Where there’s smoke, there’s fire, and that’s why Smokey Bear is on the job in national forests and parks.


Following concerns about forest fires during World War II, the U.S. Forest Service, War Ad Council, and the National Association of State Foresters devised a campaign featuring a bear named Smokey in 1944. As drawn by artist Albert Staehle, Smokey was depicted as a brown bear wearing blue jeans and a campaign (ranger) hat on a poster that claimed, “Smokey Says, Care will prevent 9 of out 10 forest fires,” while using a bucket of water to put out campfire ashes.

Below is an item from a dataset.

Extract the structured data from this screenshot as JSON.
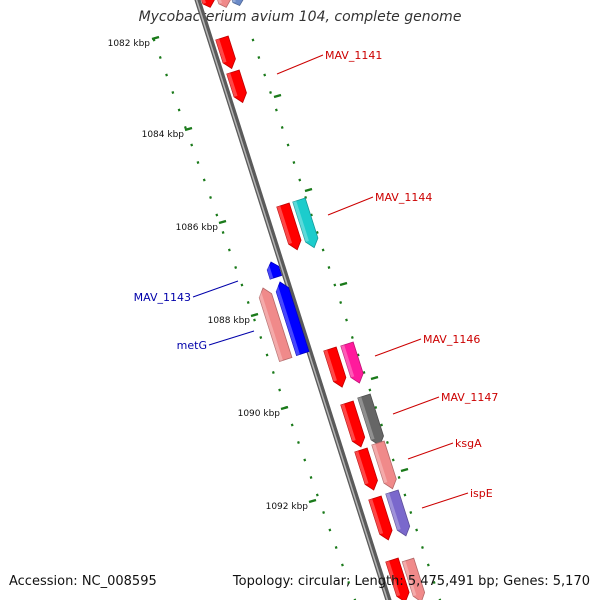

By 1947, Smokey had traded his water bucket for his trademark shovel and a new slogan was coined, “Remember, only YOU can prevent forest fires.”


Smokey’s popular drawn image got a major boost when firefighters battling a blaze in the Capitan Gap of New Mexico in 1950 found a black bear cub clinging to a singed tree. Renamed Smokey, he found a permanent home at the National Zoo in Washington, D.C. and became a live mascot for the US Forest Service. By 1964, Smokey was given his own zip code (20252) due to the amount of letters written to him by children across the country.


After Smokey died on November 11, 1976, his remains were returned to New Mexico and were buried in the garden at Smokey Bear Historical Park.
While different artists over the years have drawn Smokey as cute, friendly or serious, the message has remained the same as Smokey’s image has appeared as stuffed toys, in books, a balloon in the Macy’s Thanksgiving Day Parade (1966) and a Saturday morning cartoon show, “Smokey and Friends”, on the ABC network (1969).


Smokey’s image has been a popular design on souvenir T-shirts since the 1960’s, as shown on this size 4 Fruit of the Loom brand child’s shirt from the Great Smoky Mountains and the nearby Cherokee Reservation just outside the North Carolina entrance.